Charts of the Week

Central Europe: improving growth prospects in the short-term


In the first quarter, economic growth in Central European countries improved as expected (Poland: +0.4% q/q in Q1 2024; Hungary: +0.8% q/q; Czech Republic: +0.5% q/q; Slovakia: +0.7% q/q; Romania: +0.5%). Although details of the accounts are not yet available, there is strong evidence that growth was primarily driven by consumption, as reflected by the boost in retail sales. Private consumption has benefited from renewed household confidence, the rise in households' purchasing intentions, sustained wages and lower inflation figures in recent months. Meanwhile, industrial production and business confidence remain rather subdued.

In the short term, the outlook for growth is well oriented. According to forecasts published by the European Commission last week, Romania and Poland could be among the best-performing economies in Central Europe, with a GDP growth of 3.3% and 2.8% expected on average respectively for 2024. A more modest rebound is expected in Hungary and Slovakia. In contrast, Czech Republic may still be lagging behind (forecasts: +1.2% this year).

The Czech Republic's economic underperformance is not limited to 2024. Czech GDP has still not returned to its pre-Covid-19 level, unlike that of neighbouring countries. Supply constraints have been a major obstacle to the country’s economic recovery. Similarly, savings accumulated by households during the pandemic were barely used afterwards. The household savings rate, close to 18% in Q1 2024, remains higher than in December 2019.
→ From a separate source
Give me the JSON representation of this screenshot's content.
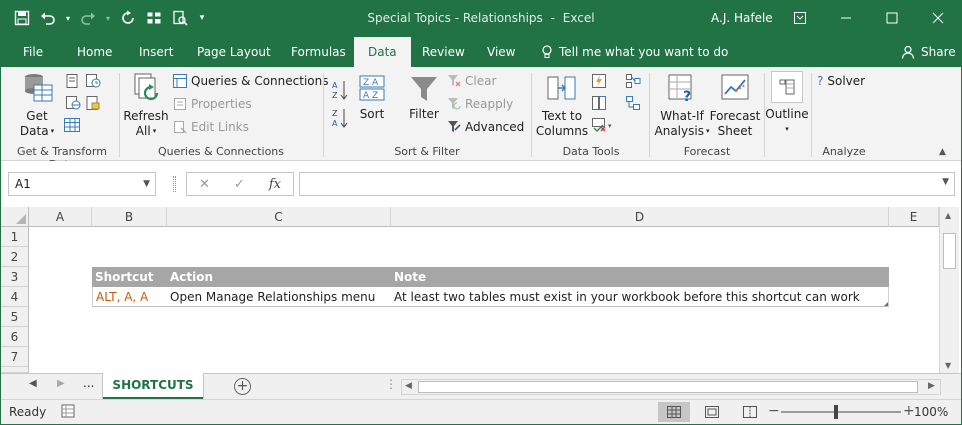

By contrast, Poland stands out in the region with a significant catch-up effect since 2020. GDP is currently 11% above its pre-pandemic level. While successive shocks since 2020 have constrained growth momentum, Poland has shown resilience due to generous government support measures. Investment has accelerated markedly (+11.6% after +3.4% in 2022), driven by foreign direct investment since 2021 (almost 5% of GDP on average each year). After narrowly escaping a recession in 2023, the expected revival in growth in 2024 should be supported by all growth drivers. Households should benefit from a significant increase in family allowances (+60% for child allowances) and an extension of the moratorium on debt servicing this year. In addition, the release of European funds, including a first tranche of EUR 6.3 billion already approved for Poland at the beginning of the year, will likely support investment.